劝君莫惜金缕衣,劝君惜取少年时。花开堪折直须折,莫待无花空折枝。
荣辱不惊,贫贱无意,乐对艰难。
“林大人此等贵人,为何记得小女子的名字?”并未见其他人,稍作平静,拘束的回复。
林清离眼里飞快地掠过了一丝不悦,他不喜欢她小心翼翼,战战兢兢的回答,“你为何要装作太监。”
她未曾猜测到林清离会问的这么直接,一时之间未反应过来。
楚小六在林清离的印象中是一个爱说爱笑的姑娘却又时刻履薄临深。
有时见微知著,有时可爱的傻头傻脑。
极其爱银子,却有舍不得花。
他多方打听到,她在拿的药材大部分转手,其中名贵的药材皆托人捎给她家中的弟弟。
明明表现的铁石心肠,偷奸取滑,可每每见到乞丐,还在施舍,施舍后又心疼的皱眉。
换回女装的样子,他总共见过两次,从来都不知她可以灵动超凡如此。
可每次,她皆会打诨插科,嘻皮笑脸的拐弯抹角装作不认识他。
当假装不认识他的时候,他似乎心中有些烦闷。
每一次她外出调查,他会想方设法的跟太子请示,尾随她出宫。
每一次见她因为曲折复杂的案情愁眉不展时,他很想上前去安抚她,可总有人会比他提前,那个穿着丹红色锦袍的男子,美艳的如此的颠倒众生。
他退却了,他无法和他比。
如果说他无法陪她,那他会尽最大努力去保护他。要在她最需要帮助的时候,在背后默默地帮助她。

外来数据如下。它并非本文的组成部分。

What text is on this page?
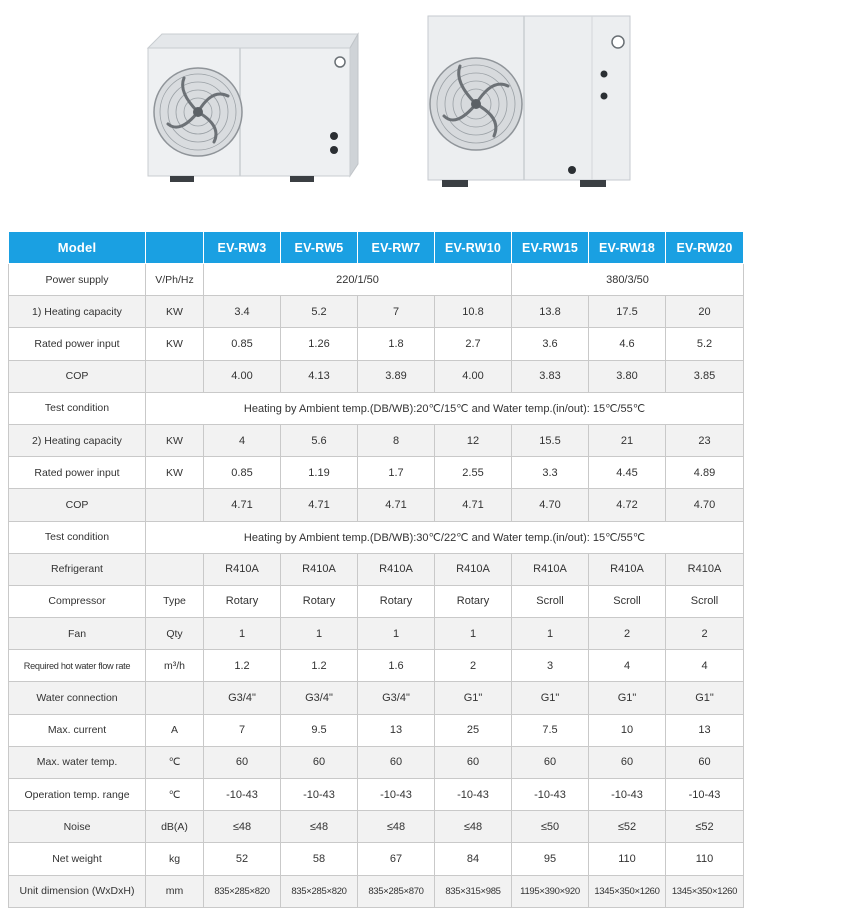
Model		EV-RW3	EV-RW5	EV-RW7	EV-RW10	EV-RW15	EV-RW18	EV-RW20
Power supply	V/Ph/Hz	220/1/50				380/3/50		
1) Heating capacity	KW	3.4	5.2	7	10.8	13.8	17.5	20
Rated power input	KW	0.85	1.26	1.8	2.7	3.6	4.6	5.2
COP		4.00	4.13	3.89	4.00	3.83	3.80	3.85
Test condition	Heating by Ambient temp.(DB/WB):20℃/15℃ and Water temp.(in/out): 15℃/55℃							
2) Heating capacity	KW	4	5.6	8	12	15.5	21	23
Rated power input	KW	0.85	1.19	1.7	2.55	3.3	4.45	4.89
COP		4.71	4.71	4.71	4.71	4.70	4.72	4.70
Test condition	Heating by Ambient temp.(DB/WB):30℃/22℃ and Water temp.(in/out): 15℃/55℃							
Refrigerant		R410A	R410A	R410A	R410A	R410A	R410A	R410A
Compressor	Type	Rotary	Rotary	Rotary	Rotary	Scroll	Scroll	Scroll
Fan	Qty	1	1	1	1	1	2	2
Required hot water flow rate	m³/h	1.2	1.2	1.6	2	3	4	4
Water connection		G3/4"	G3/4"	G3/4"	G1"	G1"	G1"	G1"
Max. current	A	7	9.5	13	25	7.5	10	13
Max. water temp.	℃	60	60	60	60	60	60	60
Operation temp. range	℃	-10-43	-10-43	-10-43	-10-43	-10-43	-10-43	-10-43
Noise	dB(A)	≤48	≤48	≤48	≤48	≤50	≤52	≤52
Net weight	kg	52	58	67	84	95	110	110
Unit dimension (WxDxH)	mm	835×285×820	835×285×820	835×285×870	835×315×985	1195×390×920	1345×350×1260	1345×350×1260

这次他本不想出现在她面前,可是见到她自责,见到她从未有过的失落,他还是不由自主的靠近,很想安慰她,哪怕是一点一滴……
小六使劲拍拍陷入深思的林清离,“林公子,林大人,林太医……”
他愣神片刻,“怎么?”
“叫你好久了,想的这么入神。”小六瞧着缓过来的林清离,“还以为你丢魂了呢?”
“对了。你为何要装作太监。”他想起来,这个问题她并未回答。
小六不可思议的瞪大眼睛,“林大人,方才我已经跟您明确的解释了。”
他认真回想,似乎方才是有个声音在他耳旁嗡嗡的作响,“好了,带你去见个人。”
久违的阳光透过皑皑白雪闪耀的一片光芒。万里一片色,人间境逍遥。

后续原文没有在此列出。